Private equity major New Silk Route (NSR) is likely to raise a new fund next year as it is on verge of exhausting its first fund of $1.4 billion, a senior official has said.

"We definitely will look into doing a second fund. Probably some time next year, we will raise a fund," NSR partner Darius Pandole told PTI here.

NSR, which has exhausted about 65% of its first fund of $1.4 billion raised in 2007, will exit from 17 investments first before pitching for a new fund, he said.

He, however, declined to divulge any target size of the money to be raised or the investment themes for the new fund, saying those factors are yet to be decided.

On difficulties NSR may have to incur in realising its future plans in the backdrop of economic gloom, besides the conviction of its founder Rajat Gupta in an insider trading case in the US, Pandole conceded it is "tough".

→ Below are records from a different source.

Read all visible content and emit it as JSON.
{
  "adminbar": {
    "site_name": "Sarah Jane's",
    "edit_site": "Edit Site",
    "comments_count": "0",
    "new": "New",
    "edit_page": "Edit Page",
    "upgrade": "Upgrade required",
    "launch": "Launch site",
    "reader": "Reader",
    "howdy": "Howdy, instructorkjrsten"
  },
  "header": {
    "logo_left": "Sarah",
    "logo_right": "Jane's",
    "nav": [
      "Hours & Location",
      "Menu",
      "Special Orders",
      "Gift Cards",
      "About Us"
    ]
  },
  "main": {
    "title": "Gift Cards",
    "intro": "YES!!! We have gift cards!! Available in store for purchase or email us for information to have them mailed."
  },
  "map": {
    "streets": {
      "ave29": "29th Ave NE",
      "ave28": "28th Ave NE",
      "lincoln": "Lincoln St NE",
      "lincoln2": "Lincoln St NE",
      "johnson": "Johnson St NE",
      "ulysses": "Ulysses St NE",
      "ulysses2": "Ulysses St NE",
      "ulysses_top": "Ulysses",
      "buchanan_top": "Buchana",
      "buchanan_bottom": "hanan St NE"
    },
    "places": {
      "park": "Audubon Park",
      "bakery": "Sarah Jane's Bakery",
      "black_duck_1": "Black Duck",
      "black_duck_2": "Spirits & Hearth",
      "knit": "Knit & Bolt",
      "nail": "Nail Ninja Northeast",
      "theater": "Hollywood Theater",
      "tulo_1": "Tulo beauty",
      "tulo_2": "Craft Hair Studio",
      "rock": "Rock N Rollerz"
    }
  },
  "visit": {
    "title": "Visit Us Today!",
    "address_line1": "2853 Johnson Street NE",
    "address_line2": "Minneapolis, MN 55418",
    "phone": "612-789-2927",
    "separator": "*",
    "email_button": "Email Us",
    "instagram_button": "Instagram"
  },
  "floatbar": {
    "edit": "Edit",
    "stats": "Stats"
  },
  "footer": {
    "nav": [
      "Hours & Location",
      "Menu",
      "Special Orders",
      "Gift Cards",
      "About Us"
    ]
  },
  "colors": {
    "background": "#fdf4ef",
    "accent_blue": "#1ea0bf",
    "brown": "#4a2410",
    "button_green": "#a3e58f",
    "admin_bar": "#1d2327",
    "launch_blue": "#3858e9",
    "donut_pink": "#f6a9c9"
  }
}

"In an environment like right now we are in...Fund raising is very hard. It is a very tough environment, you cannot fool yourself into thinking otherwise," he said while refusing to comment on events surrounding Gupta.

Gupta had resigned from the fund after allegations of passing on insider information to the head of the hedge fund Galleon Raj Rajratnam, who was also a co-founder of NSR, had surfaced.

Pandole said NSR has "less than two years" to complete committing the remaining amount from the first fund of USD 1.4 billion.

NSR is yet to make a single exit from its first fund, which has investments across sectors like hospitality, financial services, telecom infrastructure and logistics, he said.

Without giving any timeline or the investments on the block, Pandole said an exit was imminent as it would help NSR establish the returns before they pitch to potential limited partners.

The fund is at present bullish on infra services, consumer-oriented technology, media, telecom, financial services and manufacturing sectors.

However, it will stay away from real estate which requires a separate expertise, and sectors like airlines and textiles which are witnessing stress at present, he said.

On crucial valuation, Pandole said, the ones being asked by promoters of domestic companies have become "lower and more sensible", from the highs of 2007-08 when the PE scenario was flush with money.